DeFi cannibalize PoS security? Increase opportunity cost and reduce risk

in sct-en •  3 years ago 


In a network where tokens provide voting rights (such as DAO or PoS), we can calculate the cost of borrowing the token on the secondary lending market during the voting period to determine the cost of each vote. This idea highlights the important role of time variables in the governance process, that is, the longer people need to borrow tokens to vote, the more expensive the interest paid. If someone really borrows tokens to vote, then we can use this to design a more robust governance system. The agreement cannot control the interest rate in the secondary market, but it can influence the "governance costs" by manipulating voting time.

The ecosystem of the on-chain and off-chain lending market is constantly developing, and anyone can lend or borrow tokens. Users can earn interest by lending tokens, and can also leverage (collateralize interest payments) on collateral.

However, when contemporary currency has some kind of governance power on its network, it can influence governance decisions: including agreement upgrades, community funding proposals, consensus improvements, and so on.

To explore this, this article will take ZRX tokens with 0x governance voting as an example.

There are approximately 6.5 million ZRX tokens for voting at each decision of 0x, and the price of each token is about $ 0.20, which means that the amount involved in each decision is about $ 1.3 million. However, this number is not the actual cost of reaching a decision.

On Compound, users can borrow ZRX at an annual interest rate of 3.30%, and the interest for one day is about 590 ZRX. Under similar conditions, the total cost of making a decision is about $ 120 (calculated at $ 0.2 / ZRX), and the marginal cost per ticket is $ 0.000018. Regardless of whether the user needs to borrow from DeFi, they will need to spend this money, because non-borrowed tokens also have an opportunity cost (that is, the user could have lent this money for interest).

This number is surprising because the cost of influencing decisions is very low for someone who has enough collateral (or credit). Tarun Chitra also investigated this, and he emphasized that if the benefits of lending tokens exceed the benefits of entrusted tokens, this will threaten the security of the POS system.

Tarun Chitra is the founder of Gauntlet (Gauntlet is a crypto network evaluation platform), and previously worked at the Vatic Lab quantum research and development laboratory.

However, the security of the system may be more valuable to most holders than additional benefits. This is a network characteristic, not a network error: This allows us to measure the cost of voting more accurately, because protocols and DAOs can influence the cost of governance by changing the time required for voting. This can provide an important variable for us when designing the system.

The secondary market influences voting costs through token prices and interest rates. Crypto networks themselves cannot control these factors, but they can control how long users must hold tokens. The network raises or lowers the cost of voting by affecting the cost of interest that hackers or users need to pay to borrow tokens to participate in voting (also applicable to non-borrowers in the form of opportunity costs). Part of the reason why 0x governance is so cheap is that votes are counted in a short period of time (specific block heights), but can be transferred immediately before and after. But if the voting time is longer, the cost will be higher. For example, in the PoS layer of Decred, you can get a vote by locking a certain number of DCRs (about 28 days) before voting. This means that the cost of borrowing DCR to affect the system is much higher because you pay a month's interest (plus collateral costs and volatility risk).

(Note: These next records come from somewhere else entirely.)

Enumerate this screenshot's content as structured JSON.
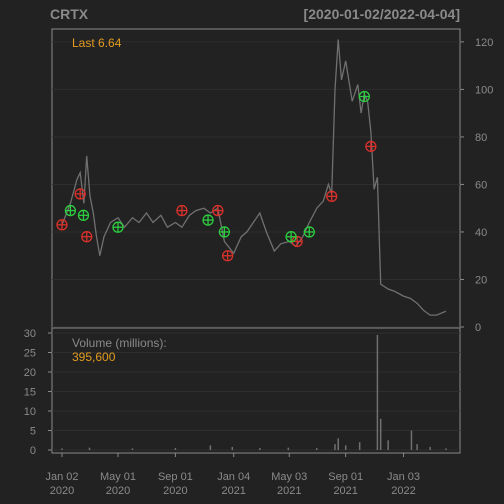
{
  "chart_data": {
    "type": "line",
    "title": "CRTX",
    "date_range": "[2020-01-02/2022-04-04]",
    "colors": {
      "background": "#222222",
      "price_line": "#707070",
      "volume_bars": "#707070",
      "buy_marker": "#2ecc40",
      "sell_marker": "#d9312b",
      "frame": "#8a8a8a",
      "annotation": "#e39c1f"
    },
    "price_panel": {
      "last_label": "Last 6.64",
      "ylim": [
        0,
        125
      ],
      "ytick_labels": [
        "0",
        "20",
        "40",
        "60",
        "80",
        "100",
        "120"
      ],
      "grid": true,
      "series": [
        {
          "x": [
            "2020-01-02",
            "2020-01-20",
            "2020-02-03",
            "2020-02-10",
            "2020-02-18",
            "2020-02-24",
            "2020-03-02",
            "2020-03-09",
            "2020-03-16",
            "2020-03-23",
            "2020-04-01",
            "2020-04-15",
            "2020-05-01",
            "2020-05-15",
            "2020-06-01",
            "2020-06-15",
            "2020-07-01",
            "2020-07-15",
            "2020-08-01",
            "2020-08-15",
            "2020-09-01",
            "2020-09-15",
            "2020-10-01",
            "2020-10-15",
            "2020-11-01",
            "2020-11-15",
            "2020-12-01",
            "2020-12-15",
            "2021-01-04",
            "2021-01-20",
            "2021-02-01",
            "2021-02-15",
            "2021-03-01",
            "2021-03-15",
            "2021-04-01",
            "2021-04-15",
            "2021-05-03",
            "2021-05-17",
            "2021-06-01",
            "2021-06-15",
            "2021-07-01",
            "2021-07-15",
            "2021-07-26",
            "2021-08-02",
            "2021-08-09",
            "2021-08-16",
            "2021-08-23",
            "2021-09-01",
            "2021-09-15",
            "2021-09-27",
            "2021-10-04",
            "2021-10-11",
            "2021-10-18",
            "2021-10-25",
            "2021-11-01",
            "2021-11-08",
            "2021-11-15",
            "2021-12-01",
            "2021-12-15",
            "2022-01-03",
            "2022-01-18",
            "2022-02-01",
            "2022-02-15",
            "2022-03-01",
            "2022-03-15",
            "2022-04-04"
          ],
          "y": [
            43,
            52,
            62,
            65,
            52,
            72,
            55,
            48,
            38,
            30,
            38,
            44,
            46,
            42,
            46,
            44,
            48,
            44,
            47,
            42,
            44,
            42,
            47,
            49,
            50,
            48,
            50,
            36,
            31,
            38,
            40,
            44,
            48,
            40,
            32,
            35,
            36,
            34,
            38,
            44,
            50,
            53,
            60,
            56,
            100,
            121,
            104,
            112,
            95,
            102,
            90,
            98,
            95,
            82,
            58,
            63,
            18,
            16,
            15,
            13,
            12,
            10,
            7,
            5,
            5,
            6.64
          ]
        }
      ],
      "buy_signals": [
        {
          "date": "2020-01-20",
          "price": 49
        },
        {
          "date": "2020-02-17",
          "price": 47
        },
        {
          "date": "2020-05-01",
          "price": 42
        },
        {
          "date": "2020-11-10",
          "price": 45
        },
        {
          "date": "2020-12-15",
          "price": 40
        },
        {
          "date": "2021-05-07",
          "price": 38
        },
        {
          "date": "2021-06-15",
          "price": 40
        },
        {
          "date": "2021-10-11",
          "price": 97
        }
      ],
      "sell_signals": [
        {
          "date": "2020-01-02",
          "price": 43
        },
        {
          "date": "2020-02-10",
          "price": 56
        },
        {
          "date": "2020-02-24",
          "price": 38
        },
        {
          "date": "2020-09-15",
          "price": 49
        },
        {
          "date": "2020-12-01",
          "price": 49
        },
        {
          "date": "2020-12-22",
          "price": 30
        },
        {
          "date": "2021-05-20",
          "price": 36
        },
        {
          "date": "2021-08-02",
          "price": 55
        },
        {
          "date": "2021-10-25",
          "price": 76
        }
      ]
    },
    "volume_panel": {
      "label": "Volume (millions):",
      "value_label": "395,600",
      "ylim": [
        0,
        30
      ],
      "ytick_labels": [
        "0",
        "5",
        "10",
        "15",
        "20",
        "25",
        "30"
      ],
      "grid": true,
      "series": [
        {
          "x": [
            "2020-01-02",
            "2020-03-01",
            "2020-06-01",
            "2020-09-01",
            "2020-11-15",
            "2021-01-01",
            "2021-03-01",
            "2021-05-01",
            "2021-07-01",
            "2021-08-09",
            "2021-08-16",
            "2021-09-01",
            "2021-10-01",
            "2021-11-08",
            "2021-11-15",
            "2021-12-01",
            "2022-01-20",
            "2022-02-01",
            "2022-03-01",
            "2022-04-04"
          ],
          "values": [
            0.4,
            0.6,
            0.4,
            0.5,
            1.2,
            0.8,
            0.5,
            0.6,
            0.5,
            1.5,
            3,
            1.2,
            2,
            29.5,
            8,
            2.5,
            5,
            1.5,
            0.8,
            0.4
          ]
        }
      ]
    },
    "x_ticks": [
      {
        "date": "2020-01-02",
        "label": "Jan 02",
        "year": "2020"
      },
      {
        "date": "2020-05-01",
        "label": "May 01",
        "year": "2020"
      },
      {
        "date": "2020-09-01",
        "label": "Sep 01",
        "year": "2020"
      },
      {
        "date": "2021-01-04",
        "label": "Jan 04",
        "year": "2021"
      },
      {
        "date": "2021-05-03",
        "label": "May 03",
        "year": "2021"
      },
      {
        "date": "2021-09-01",
        "label": "Sep 01",
        "year": "2021"
      },
      {
        "date": "2022-01-03",
        "label": "Jan 03",
        "year": "2022"
      }
    ],
    "x_start": "2020-01-02",
    "x_end": "2022-04-04"
  }
}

Manipulating governance costs to vote by changing the time that tokens must be locked in may be the ideal solution to many problems.

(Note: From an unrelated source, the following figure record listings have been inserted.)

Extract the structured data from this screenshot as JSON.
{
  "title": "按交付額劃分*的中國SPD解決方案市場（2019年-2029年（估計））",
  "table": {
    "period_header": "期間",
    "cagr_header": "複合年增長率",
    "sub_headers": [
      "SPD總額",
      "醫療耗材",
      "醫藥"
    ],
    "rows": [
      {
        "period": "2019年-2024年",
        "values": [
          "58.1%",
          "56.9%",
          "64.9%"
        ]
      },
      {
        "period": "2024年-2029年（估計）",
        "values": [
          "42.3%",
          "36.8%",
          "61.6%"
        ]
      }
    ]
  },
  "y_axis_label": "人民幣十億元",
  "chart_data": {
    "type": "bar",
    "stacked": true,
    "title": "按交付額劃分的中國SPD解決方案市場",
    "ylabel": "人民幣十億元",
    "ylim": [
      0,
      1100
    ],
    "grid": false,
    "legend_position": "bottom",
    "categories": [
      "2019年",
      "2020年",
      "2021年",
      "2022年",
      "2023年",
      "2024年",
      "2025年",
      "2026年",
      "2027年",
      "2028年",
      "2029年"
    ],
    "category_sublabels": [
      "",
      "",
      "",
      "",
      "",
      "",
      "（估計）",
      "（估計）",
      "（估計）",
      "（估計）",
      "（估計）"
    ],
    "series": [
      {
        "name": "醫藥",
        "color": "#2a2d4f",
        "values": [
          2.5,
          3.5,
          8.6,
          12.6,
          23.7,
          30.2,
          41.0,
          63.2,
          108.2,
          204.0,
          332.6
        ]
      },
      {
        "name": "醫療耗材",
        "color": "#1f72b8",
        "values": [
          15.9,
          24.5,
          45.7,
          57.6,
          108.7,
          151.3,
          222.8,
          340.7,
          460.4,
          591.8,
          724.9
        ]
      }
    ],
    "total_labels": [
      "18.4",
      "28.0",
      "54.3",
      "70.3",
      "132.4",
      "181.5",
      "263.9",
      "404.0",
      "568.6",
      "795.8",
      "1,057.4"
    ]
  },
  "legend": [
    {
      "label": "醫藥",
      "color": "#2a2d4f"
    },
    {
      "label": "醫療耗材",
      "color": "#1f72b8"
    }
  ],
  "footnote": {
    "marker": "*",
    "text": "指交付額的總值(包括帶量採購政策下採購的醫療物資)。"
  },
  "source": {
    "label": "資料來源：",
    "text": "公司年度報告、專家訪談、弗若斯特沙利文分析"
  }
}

Systems such as 0x and MakerDAO that use tokens for voting can mimic Decred. By voting for a long time, the tokens must be locked within N days and then returned to the voter, thereby increasing governance costs. There may be an appeal process within that time frame. Developers can also add terms based on the actual situation to make the agreement more flexible. For example, if a decision is particularly important or controversial, a longer lock time is required.

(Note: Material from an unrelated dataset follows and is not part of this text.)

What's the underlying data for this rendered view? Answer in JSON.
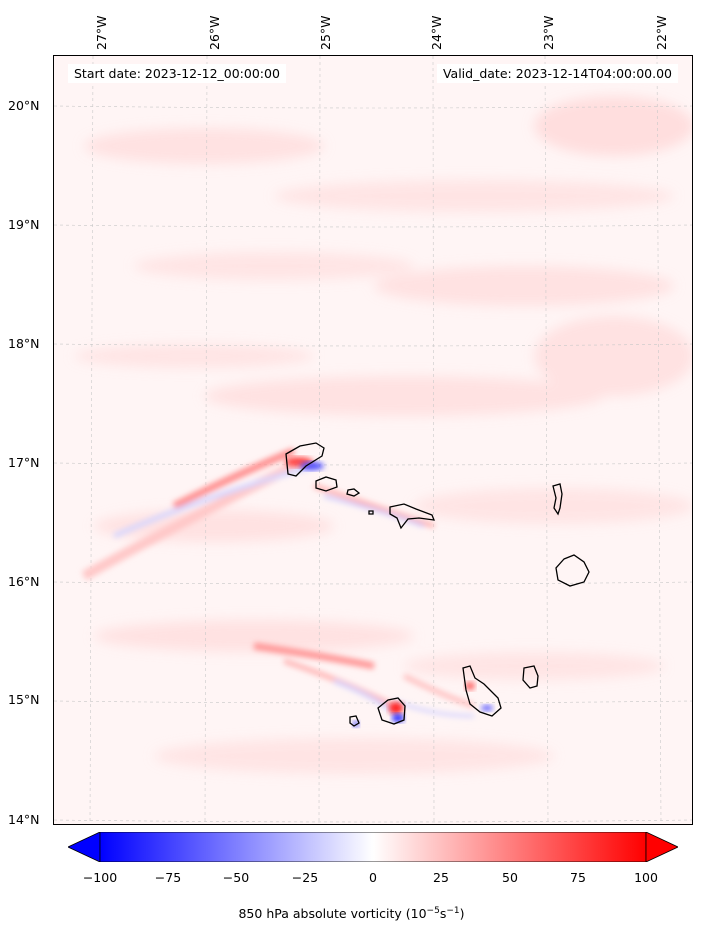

There is also a view that increasing the cost of voting necessarily increases the value of voting, because in an economic sense, in an equilibrium state, cost = price = value. Therefore, the higher the cost of governance, the more valuable the decision to maintain balance. However, simply increasing the cost of voting does not necessarily bring additional governance security. If the cost of governance is too high (that is, the cost of the decision is higher than the value of the decision), then the turnout rate may be low. If the price is too cheap, the system may be vulnerable.


This assumption also needs to consider a large number of practical issues, making it difficult to use as a reliable measure of the governance cost in the network. For example, the more tokens that can be lent in the DeFi system, the lower the lending interest rate, and the interest rate will change according to demand and supply-end liquidity. In contrast, few tokens have an active secondary market that we can analyze. . Again, none of this resolves Tarun's concerns. The author is less worried, partly because the market usually responds to changes, and believes that successful networks will find a security requirement that meets Tarun and reach a new balance, even if some of these systems are destroyed in the process (the author's personal opinion, (People being able to lend and borrow voting rights can actually be a good thing, and this argument is left to the future). The author emphasizes that governance costs can be manipulated by changing the time required to complete the vote, but it is difficult to make such calculations very accurately when the market is still immature. But if it works, it can at least provide a workable way to maintain security.